= Frederick Grinnell =

Frederick Grinnell (August 14, 1836 – October 21, 1905) was a pioneer in fire safety and was the creator of the first practical automatic fire sprinkler.

==Early life and education==
He was born in New Bedford, Massachusetts. In 1855, he graduated from Rensselaer Polytechnic Institute.

==Career==
Earlier in his career, he was draftsman, construction engineer, and manager for various railroad manufacturers. He designed and oversaw construction of more than 100 locomotives. In 1869, he purchased a controlling interest in a company that manufactured fire-extinguishing apparatus. Grinnell licensed a sprinkler device patented by Henry S. Parmalee, then worked to improve the invention, and in 1881 patented the automatic sprinkler that bears his name. He continued to improve the device and in 1890 invented the glass disc sprinkler, essentially the same as that in use today. Such sprinklers are called le Grinnell in France. He secured some 40 distinct patents for improvements on his sprinklers, and invented a dry pipe valve and the automatic fire-alarm system as well.

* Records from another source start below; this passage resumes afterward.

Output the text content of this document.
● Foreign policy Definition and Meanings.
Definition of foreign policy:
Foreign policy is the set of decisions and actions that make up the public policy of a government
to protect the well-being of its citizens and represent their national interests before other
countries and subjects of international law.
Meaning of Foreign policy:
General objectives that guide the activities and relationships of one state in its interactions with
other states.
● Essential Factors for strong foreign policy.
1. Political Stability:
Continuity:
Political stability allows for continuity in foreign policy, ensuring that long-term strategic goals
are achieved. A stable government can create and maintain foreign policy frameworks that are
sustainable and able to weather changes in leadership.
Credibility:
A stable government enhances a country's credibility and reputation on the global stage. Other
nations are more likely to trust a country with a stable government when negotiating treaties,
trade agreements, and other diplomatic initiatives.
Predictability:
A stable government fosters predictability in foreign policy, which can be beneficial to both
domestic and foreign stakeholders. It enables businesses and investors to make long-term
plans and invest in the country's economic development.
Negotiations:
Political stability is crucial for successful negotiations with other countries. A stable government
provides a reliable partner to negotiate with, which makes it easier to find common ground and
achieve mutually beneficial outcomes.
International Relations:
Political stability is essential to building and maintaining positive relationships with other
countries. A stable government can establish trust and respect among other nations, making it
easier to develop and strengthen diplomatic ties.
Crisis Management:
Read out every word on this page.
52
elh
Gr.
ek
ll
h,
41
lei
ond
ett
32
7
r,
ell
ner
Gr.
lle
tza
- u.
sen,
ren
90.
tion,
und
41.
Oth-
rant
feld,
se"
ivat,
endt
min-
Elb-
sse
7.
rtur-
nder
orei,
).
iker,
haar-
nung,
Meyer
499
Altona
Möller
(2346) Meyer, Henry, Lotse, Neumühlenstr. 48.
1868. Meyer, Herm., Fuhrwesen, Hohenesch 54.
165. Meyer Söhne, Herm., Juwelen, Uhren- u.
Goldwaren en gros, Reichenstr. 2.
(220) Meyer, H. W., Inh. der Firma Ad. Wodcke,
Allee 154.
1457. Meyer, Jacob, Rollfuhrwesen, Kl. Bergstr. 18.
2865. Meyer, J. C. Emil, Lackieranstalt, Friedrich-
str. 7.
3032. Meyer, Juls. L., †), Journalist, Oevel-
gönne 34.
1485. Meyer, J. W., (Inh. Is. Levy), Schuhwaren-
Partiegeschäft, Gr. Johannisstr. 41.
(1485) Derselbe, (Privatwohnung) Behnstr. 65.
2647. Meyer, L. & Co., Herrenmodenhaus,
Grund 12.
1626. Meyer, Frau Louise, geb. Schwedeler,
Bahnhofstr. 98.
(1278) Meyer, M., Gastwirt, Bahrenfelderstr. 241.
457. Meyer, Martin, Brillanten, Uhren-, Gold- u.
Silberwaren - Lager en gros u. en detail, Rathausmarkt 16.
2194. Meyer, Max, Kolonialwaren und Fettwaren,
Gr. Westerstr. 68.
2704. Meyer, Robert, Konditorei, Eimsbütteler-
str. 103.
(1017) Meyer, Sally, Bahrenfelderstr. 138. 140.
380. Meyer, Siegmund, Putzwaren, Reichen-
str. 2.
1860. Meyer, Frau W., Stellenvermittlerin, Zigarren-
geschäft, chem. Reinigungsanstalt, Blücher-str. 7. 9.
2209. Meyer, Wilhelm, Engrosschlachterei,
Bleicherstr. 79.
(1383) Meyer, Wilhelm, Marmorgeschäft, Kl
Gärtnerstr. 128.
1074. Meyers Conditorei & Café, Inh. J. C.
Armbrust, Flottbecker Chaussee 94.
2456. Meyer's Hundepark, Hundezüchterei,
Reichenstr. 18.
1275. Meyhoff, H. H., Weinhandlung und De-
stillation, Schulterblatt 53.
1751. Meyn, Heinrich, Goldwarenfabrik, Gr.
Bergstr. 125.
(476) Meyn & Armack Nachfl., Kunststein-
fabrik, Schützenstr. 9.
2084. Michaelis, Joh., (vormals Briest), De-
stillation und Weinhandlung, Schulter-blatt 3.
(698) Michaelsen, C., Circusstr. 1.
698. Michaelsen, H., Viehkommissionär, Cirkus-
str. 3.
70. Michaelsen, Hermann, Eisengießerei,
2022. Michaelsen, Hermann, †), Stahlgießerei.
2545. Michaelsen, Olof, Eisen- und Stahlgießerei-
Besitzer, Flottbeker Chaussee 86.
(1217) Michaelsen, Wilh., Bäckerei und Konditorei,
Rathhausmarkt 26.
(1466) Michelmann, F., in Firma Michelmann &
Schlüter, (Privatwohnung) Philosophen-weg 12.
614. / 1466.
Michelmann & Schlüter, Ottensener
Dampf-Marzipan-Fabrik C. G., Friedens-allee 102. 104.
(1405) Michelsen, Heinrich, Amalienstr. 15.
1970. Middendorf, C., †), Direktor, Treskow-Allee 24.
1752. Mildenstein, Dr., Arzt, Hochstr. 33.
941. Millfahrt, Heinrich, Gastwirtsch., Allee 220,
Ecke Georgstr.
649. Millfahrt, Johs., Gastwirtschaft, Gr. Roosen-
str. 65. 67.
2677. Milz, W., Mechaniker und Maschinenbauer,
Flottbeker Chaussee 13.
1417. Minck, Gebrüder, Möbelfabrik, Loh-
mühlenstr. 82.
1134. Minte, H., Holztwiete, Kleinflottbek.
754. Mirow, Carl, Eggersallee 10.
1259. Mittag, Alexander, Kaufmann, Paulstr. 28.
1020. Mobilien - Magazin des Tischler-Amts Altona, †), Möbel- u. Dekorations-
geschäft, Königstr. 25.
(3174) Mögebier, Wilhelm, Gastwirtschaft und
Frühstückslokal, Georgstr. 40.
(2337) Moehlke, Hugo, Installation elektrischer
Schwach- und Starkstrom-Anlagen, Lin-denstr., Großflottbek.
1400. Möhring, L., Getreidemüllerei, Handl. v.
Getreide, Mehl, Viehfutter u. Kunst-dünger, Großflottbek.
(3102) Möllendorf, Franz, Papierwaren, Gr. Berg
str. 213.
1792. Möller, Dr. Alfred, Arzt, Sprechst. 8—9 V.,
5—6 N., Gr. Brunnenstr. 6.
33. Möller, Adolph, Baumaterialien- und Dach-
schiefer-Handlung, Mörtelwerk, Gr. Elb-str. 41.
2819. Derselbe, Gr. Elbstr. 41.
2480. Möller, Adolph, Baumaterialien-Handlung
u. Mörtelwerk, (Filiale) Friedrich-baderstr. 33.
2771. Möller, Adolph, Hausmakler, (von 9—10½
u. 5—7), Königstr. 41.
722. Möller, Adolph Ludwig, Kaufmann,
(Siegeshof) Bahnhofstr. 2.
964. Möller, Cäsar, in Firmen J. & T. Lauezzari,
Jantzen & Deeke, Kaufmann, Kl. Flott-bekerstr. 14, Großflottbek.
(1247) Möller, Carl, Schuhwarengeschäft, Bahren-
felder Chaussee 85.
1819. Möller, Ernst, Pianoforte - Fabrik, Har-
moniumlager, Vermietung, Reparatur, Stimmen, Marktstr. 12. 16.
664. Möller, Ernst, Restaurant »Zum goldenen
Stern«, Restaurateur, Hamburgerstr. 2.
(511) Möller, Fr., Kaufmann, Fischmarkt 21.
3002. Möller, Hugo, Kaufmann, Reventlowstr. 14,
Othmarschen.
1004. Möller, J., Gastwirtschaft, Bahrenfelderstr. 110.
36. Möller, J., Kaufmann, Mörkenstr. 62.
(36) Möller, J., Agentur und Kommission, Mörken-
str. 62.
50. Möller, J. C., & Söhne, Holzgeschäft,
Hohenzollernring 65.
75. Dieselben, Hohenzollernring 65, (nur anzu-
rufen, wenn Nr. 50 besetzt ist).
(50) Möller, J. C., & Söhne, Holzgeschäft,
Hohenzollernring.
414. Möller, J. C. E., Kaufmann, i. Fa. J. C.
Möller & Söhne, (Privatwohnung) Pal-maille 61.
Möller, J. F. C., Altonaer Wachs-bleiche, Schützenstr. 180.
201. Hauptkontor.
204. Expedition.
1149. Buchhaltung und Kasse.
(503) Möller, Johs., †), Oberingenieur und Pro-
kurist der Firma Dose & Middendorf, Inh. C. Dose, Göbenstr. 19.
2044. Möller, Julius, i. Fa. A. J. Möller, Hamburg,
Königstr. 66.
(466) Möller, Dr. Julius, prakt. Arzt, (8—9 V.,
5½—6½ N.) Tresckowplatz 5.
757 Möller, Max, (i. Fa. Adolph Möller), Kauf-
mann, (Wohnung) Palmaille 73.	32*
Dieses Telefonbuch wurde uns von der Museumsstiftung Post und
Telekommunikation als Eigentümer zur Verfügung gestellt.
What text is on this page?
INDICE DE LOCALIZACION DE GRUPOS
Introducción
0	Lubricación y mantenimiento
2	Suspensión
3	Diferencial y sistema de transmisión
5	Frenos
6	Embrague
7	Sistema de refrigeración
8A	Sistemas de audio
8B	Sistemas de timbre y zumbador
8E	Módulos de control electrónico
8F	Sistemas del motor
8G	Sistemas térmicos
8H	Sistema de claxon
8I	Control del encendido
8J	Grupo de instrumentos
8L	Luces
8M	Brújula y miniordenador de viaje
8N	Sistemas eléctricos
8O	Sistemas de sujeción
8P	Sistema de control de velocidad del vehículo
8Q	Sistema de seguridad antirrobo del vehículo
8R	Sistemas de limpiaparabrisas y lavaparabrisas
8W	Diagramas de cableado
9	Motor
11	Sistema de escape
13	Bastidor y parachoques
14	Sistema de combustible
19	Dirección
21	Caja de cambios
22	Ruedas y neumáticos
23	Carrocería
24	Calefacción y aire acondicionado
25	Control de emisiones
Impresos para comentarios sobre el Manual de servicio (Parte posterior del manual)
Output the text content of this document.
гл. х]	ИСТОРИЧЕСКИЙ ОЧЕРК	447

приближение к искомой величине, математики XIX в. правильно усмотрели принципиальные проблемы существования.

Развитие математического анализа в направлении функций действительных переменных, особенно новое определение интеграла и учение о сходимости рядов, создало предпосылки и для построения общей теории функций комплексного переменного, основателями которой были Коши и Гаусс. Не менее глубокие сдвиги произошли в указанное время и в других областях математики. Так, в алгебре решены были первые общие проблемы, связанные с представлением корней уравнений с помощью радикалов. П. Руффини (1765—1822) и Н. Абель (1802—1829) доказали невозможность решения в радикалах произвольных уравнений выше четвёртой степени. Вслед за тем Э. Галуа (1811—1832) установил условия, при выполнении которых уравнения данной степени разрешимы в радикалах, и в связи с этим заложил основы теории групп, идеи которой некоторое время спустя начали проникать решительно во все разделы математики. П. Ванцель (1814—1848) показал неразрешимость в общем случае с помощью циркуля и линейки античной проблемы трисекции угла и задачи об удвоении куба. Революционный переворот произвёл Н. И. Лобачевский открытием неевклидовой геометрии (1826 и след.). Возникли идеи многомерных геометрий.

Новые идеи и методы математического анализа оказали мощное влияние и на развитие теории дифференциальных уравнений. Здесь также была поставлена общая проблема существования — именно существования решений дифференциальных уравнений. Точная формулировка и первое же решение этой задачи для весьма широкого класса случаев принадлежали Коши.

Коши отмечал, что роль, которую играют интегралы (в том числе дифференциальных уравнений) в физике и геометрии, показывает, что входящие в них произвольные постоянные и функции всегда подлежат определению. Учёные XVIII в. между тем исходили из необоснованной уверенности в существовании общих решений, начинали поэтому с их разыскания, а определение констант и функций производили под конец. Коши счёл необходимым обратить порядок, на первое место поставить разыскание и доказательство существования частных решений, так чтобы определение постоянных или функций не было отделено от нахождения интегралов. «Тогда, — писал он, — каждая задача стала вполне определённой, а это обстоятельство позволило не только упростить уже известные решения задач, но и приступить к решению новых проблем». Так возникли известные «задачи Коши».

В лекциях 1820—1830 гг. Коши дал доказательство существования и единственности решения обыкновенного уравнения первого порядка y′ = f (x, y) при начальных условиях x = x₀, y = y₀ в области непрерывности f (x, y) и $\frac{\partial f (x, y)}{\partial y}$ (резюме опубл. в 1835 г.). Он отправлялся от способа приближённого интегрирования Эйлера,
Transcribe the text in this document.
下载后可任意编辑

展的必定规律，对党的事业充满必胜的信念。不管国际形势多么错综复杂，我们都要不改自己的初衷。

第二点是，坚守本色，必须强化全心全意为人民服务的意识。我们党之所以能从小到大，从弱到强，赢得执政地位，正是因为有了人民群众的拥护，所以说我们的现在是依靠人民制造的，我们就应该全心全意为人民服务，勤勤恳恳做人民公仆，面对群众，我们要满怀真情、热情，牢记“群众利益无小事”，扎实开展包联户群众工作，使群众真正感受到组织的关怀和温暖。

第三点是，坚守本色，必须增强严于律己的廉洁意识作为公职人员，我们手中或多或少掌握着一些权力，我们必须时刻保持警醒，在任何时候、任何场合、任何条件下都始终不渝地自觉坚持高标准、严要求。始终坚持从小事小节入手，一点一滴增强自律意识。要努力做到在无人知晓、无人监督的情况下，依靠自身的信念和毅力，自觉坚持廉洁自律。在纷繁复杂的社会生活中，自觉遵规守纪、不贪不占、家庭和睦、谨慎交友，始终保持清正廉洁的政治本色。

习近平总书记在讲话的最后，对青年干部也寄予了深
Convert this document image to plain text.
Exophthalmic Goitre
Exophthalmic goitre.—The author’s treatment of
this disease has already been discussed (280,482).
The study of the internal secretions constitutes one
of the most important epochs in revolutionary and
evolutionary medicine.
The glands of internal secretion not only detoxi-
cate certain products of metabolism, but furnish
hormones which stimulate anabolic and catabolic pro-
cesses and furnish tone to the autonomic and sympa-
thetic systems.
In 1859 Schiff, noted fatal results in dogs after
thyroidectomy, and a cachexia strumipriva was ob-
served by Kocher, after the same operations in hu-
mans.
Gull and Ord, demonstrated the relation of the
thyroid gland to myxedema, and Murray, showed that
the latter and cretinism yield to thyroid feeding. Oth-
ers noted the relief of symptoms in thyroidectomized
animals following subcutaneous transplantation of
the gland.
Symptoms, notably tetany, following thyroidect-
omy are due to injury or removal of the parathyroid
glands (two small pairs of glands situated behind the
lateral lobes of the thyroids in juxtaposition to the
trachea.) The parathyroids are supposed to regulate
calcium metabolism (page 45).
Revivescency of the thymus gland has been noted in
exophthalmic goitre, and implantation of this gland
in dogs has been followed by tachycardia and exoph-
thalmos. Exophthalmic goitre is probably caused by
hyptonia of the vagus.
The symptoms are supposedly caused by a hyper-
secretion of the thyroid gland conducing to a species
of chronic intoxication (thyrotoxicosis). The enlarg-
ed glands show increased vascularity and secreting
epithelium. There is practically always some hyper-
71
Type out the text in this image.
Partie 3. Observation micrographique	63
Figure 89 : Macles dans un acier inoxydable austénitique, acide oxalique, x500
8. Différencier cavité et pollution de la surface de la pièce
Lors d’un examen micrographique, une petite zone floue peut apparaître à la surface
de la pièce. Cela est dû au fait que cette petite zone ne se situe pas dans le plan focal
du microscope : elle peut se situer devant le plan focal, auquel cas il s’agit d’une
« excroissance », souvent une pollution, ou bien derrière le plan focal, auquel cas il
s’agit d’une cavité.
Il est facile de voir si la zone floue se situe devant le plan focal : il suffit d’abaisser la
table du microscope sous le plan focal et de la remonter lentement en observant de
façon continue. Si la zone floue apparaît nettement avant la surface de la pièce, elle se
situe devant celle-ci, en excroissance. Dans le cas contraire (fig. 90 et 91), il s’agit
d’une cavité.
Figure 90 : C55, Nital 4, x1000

==General Fire Extinguisher Co.==
In 1892, Grinnell organized the General Fire Extinguisher Co. in Providence, R.I., an amalgamation of several smaller companies, which became the foremost organization in its field of manufacture. Grinnell died in 1905 in his hometown of New Bedford. In 1919, General Fire Extinguisher Co. was renamed Grinnell Co. In 1969, Grinnell Co. was purchased by ITT (International Telephone & Telegraph) and became ITT Grinnell. A few years later, ITT Grinnell sold its US industrial activities to Tyco International. Grinnell remains today a trade mark inside the Tyco group. In 2001, Grinnell Fire Protection was merged with the Simplex Time Recorder Company to form SimplexGrinnell, which is the largest fire protection company in the world. ITT Grinnell supporting products are still sold today by Anvil International in the US and PSS in Germany.

Grinnell was a director of several banks and manufacturing companies. He was inducted into the Rhode Island Heritage Hall of Fame in 1984.